Workers from big-name tech companies and small startups are joining the People's Climate March later this month in Washington, D.C.

Green thumbs, fingers and hands. (Photo by Attribution Engine user Rishi Bandopadhay, used under a Creative Commons license)
In an effort that’s been cycling around inboxes for several days, actors in Brooklyn’s tech sector are getting people together to join the People’s Climate March later this month in Washington.

We talked to one of the organizers, Andy McWilliams, who works at ThoughtWorks, a creative technology consultancy in Manhattan (McWilliams notes that his efforts are apart from his job there).

“We formed our group to enable people in the tech sector, whatever their skill-sets, backgrounds, or positions within companies, to come and work together,” he wrote in an email. “The People’s Climate March on April 29 gave us an excuse to put out the call for volunteers via the website, and come together around this very important march for climate, jobs and justice.”

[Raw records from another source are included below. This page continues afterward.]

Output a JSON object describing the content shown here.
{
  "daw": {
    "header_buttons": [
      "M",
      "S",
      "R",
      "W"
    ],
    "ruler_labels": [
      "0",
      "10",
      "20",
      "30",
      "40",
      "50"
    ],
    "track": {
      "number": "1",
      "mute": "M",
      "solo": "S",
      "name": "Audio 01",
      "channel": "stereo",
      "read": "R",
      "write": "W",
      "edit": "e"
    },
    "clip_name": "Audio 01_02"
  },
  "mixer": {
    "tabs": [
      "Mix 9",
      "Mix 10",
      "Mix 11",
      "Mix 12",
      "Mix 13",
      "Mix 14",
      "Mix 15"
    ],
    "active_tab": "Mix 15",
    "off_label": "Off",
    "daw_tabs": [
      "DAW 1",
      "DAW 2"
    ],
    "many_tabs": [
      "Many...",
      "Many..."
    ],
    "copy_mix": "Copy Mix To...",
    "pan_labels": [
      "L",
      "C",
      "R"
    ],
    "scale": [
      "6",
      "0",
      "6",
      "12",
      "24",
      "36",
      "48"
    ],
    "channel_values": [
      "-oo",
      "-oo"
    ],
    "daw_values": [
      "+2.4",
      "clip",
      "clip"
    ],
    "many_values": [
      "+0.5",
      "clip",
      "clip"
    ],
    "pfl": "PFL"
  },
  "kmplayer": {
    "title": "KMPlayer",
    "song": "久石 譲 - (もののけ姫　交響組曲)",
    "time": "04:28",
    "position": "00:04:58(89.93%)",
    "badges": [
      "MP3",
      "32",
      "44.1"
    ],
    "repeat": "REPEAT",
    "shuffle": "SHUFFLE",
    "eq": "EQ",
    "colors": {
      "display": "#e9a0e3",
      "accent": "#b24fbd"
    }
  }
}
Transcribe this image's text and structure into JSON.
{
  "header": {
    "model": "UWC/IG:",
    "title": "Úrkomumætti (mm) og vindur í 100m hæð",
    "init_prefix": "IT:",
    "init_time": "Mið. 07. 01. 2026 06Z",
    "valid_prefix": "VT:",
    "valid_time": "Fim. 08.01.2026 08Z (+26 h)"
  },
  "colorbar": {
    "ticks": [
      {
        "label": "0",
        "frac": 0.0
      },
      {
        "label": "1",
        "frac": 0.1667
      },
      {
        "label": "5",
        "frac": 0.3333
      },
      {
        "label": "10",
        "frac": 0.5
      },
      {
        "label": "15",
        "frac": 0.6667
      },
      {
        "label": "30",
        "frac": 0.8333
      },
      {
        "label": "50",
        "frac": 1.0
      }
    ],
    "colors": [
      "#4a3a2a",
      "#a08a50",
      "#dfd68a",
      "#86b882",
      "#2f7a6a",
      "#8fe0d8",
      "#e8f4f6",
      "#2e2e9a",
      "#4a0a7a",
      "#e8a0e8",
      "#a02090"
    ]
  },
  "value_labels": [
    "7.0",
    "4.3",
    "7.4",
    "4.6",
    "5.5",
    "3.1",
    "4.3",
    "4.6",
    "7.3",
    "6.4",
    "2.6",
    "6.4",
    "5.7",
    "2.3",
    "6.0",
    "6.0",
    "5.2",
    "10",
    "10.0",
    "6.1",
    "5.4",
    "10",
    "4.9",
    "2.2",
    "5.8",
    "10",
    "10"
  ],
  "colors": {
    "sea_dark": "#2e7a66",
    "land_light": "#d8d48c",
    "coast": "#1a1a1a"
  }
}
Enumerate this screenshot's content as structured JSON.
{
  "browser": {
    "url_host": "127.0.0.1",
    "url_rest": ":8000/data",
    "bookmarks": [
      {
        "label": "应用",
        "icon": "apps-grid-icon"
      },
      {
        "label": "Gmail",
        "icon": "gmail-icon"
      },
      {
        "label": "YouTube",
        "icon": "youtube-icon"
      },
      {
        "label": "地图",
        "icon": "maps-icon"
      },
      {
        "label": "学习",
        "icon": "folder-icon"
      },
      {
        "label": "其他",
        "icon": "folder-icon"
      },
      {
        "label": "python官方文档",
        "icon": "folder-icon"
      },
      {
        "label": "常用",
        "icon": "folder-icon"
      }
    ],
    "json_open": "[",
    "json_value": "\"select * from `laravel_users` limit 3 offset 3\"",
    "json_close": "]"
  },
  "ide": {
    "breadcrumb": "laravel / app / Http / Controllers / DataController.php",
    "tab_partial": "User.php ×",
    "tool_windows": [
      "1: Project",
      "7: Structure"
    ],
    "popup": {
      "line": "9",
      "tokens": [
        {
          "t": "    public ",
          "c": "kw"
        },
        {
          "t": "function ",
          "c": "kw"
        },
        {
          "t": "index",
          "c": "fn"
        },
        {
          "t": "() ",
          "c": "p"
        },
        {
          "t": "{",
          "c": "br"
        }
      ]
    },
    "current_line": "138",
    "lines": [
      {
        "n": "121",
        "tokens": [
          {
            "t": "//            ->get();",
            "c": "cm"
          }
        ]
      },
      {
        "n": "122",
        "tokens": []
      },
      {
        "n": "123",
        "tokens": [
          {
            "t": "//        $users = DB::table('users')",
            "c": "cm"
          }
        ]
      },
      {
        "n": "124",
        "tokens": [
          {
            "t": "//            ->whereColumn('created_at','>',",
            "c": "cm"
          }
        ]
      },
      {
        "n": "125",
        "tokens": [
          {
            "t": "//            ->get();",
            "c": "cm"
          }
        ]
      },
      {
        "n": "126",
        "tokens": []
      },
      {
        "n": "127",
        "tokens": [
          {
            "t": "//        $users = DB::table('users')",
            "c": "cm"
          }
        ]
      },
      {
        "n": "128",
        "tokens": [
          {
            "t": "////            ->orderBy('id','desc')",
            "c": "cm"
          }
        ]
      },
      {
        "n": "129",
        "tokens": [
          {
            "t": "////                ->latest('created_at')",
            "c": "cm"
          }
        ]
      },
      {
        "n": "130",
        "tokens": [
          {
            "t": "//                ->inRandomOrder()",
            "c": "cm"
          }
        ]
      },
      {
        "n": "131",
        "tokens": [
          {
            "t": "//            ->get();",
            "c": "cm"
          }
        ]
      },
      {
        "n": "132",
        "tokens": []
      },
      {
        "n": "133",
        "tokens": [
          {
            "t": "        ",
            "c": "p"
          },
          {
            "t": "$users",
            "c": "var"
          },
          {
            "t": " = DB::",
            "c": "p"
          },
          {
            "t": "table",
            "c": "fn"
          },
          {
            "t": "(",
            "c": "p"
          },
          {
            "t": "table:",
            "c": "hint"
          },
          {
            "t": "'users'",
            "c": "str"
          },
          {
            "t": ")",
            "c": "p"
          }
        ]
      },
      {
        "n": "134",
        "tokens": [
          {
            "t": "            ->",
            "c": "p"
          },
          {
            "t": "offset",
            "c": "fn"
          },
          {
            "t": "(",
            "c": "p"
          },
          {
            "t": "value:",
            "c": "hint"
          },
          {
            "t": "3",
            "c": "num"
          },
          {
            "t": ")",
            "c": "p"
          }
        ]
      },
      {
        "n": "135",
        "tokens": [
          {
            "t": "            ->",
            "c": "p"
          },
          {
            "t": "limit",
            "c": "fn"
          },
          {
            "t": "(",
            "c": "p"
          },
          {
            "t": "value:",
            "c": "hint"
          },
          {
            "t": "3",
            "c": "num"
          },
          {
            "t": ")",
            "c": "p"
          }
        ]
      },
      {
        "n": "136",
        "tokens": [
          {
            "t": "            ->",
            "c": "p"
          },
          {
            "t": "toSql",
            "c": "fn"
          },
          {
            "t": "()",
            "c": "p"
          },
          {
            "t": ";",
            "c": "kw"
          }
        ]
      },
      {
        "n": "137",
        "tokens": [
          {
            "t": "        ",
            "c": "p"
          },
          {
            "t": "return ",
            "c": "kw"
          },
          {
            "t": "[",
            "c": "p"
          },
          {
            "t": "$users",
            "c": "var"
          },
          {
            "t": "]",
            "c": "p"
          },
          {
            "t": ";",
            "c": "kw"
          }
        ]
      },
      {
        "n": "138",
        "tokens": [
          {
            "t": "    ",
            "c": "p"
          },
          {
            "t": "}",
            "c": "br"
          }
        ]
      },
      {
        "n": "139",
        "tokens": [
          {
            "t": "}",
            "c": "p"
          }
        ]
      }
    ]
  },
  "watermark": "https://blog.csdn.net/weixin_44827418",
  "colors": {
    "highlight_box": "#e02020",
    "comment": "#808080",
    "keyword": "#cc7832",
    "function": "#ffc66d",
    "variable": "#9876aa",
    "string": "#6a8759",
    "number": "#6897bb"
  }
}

We want to build a movement in the tech sector to bring more tech workers out and use their voice to push for climate action now.

McWilliams says there already is an informal group, people who have found each other through personal and social networks, who have the same fears of climate change. McWilliams wrote that the identity of the group is still in flux, and people from all parts of the tech world are welcome.

“I’ve been working on mobile apps on and off for the last 7 years, most recently at Google, and I’ve seen the effects of the crazy exponential curve as mobile computing has gone from a niche to ubiquity.” This is Sam Phillips, another one of the group’s members. Phillips lives in Vermont. “Listening to the Paris negotiations in 2015 I realized that humanity is facing another exponential change but instead of getting better and better tech the impacts from climate change are going to make things worse and worse, at ever accelerating rates. We want to build a movement in the tech sector to bring more tech workers out and use their voice to push for climate action now.”

The group certainly wouldn’t be the only one working to protest decisions by the Trump administration. Both Etsy and Kickstarter continue to fight Trump’s immigration orders in court, and 17 members of the Brooklyn tech community signed an open letter protesting the travel ban as well.

Helen Mueller, who works on a product development team for Facebook in Silicon Valley, joined the group after her awakening to the dangers of climate change and even became vegan as a result.

“Having grown up in the Bay Area, and currently living here, I am thoroughly aware of how innovation and globalization are incredible forces when put together,” she wrote in an email. “While I have always been concerned about climate change, the extensive drought in California has pushed me in the past few years to make further, more significant changes in my daily life.”